The study of neutrino properties remains a strong area of particle physics research, as the Standard Model continues to be modified to incorporate the new understanding of these particles. 

The Scientists: Takaaki Kajita

Takaaki Kajita was born in 1959 in Higashimatsuyama, Japan. He received an undergraduate degree from Saitama University in 1981, followed by a 1986 doctorate from the University of Tokyo in Kashiwa, Japan. He has been worked at the University of Tokyo's Institute for Cosmic Radiation Research since 1988, including conducting research at the Super-Kamiokande neutrino detector.

The Scientists: Arthur B. McDonald

Arthur B. McDonald was born in 1943 in Sydney, Nova Scotia, Canada.

He received a bachelor's degree in physics from Dalhousie University, in Nova Scotia, followed by a 1965 master's degree. He went to the California Institute of Technology for his physics PhD.
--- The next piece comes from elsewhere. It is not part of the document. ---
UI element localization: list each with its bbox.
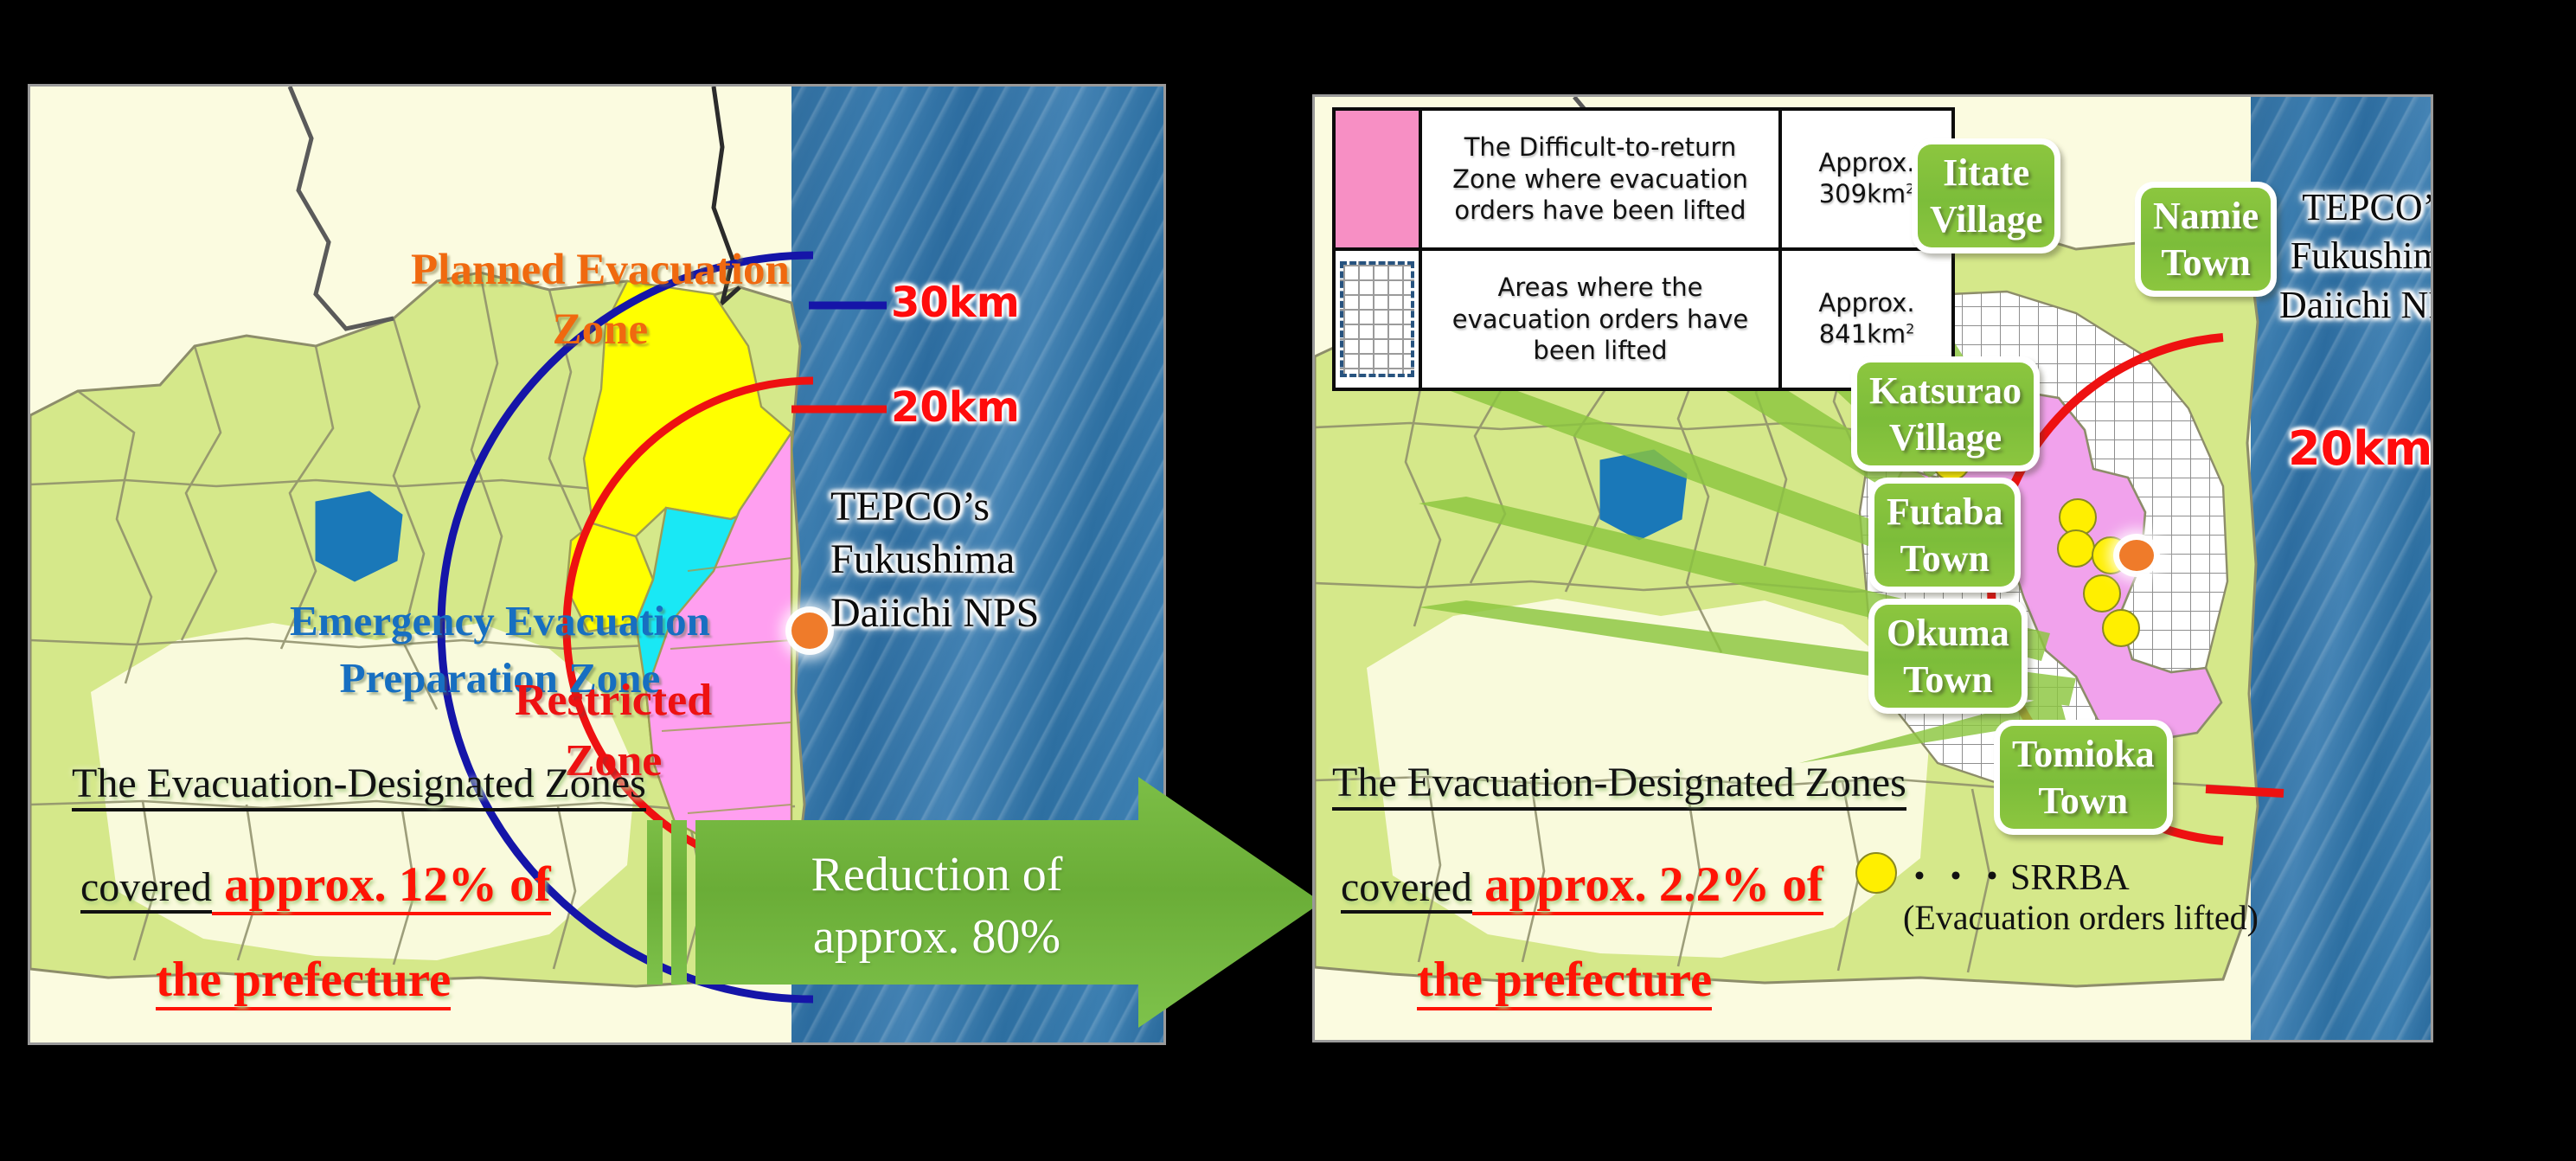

He worked at the Chalk River Nuclear Laboratories near Ottawa, Ontario, from 1970 to 1982. He was a physics professor at Princeton University from 1982 to 1989. After leaving Princeton, he joined the faculty of Queen's University in Kingston, Ontario, Canada, as University Research Chair. He is a board member of the Perimeter Institute for Theoretical Physics in Waterloo, Ontario.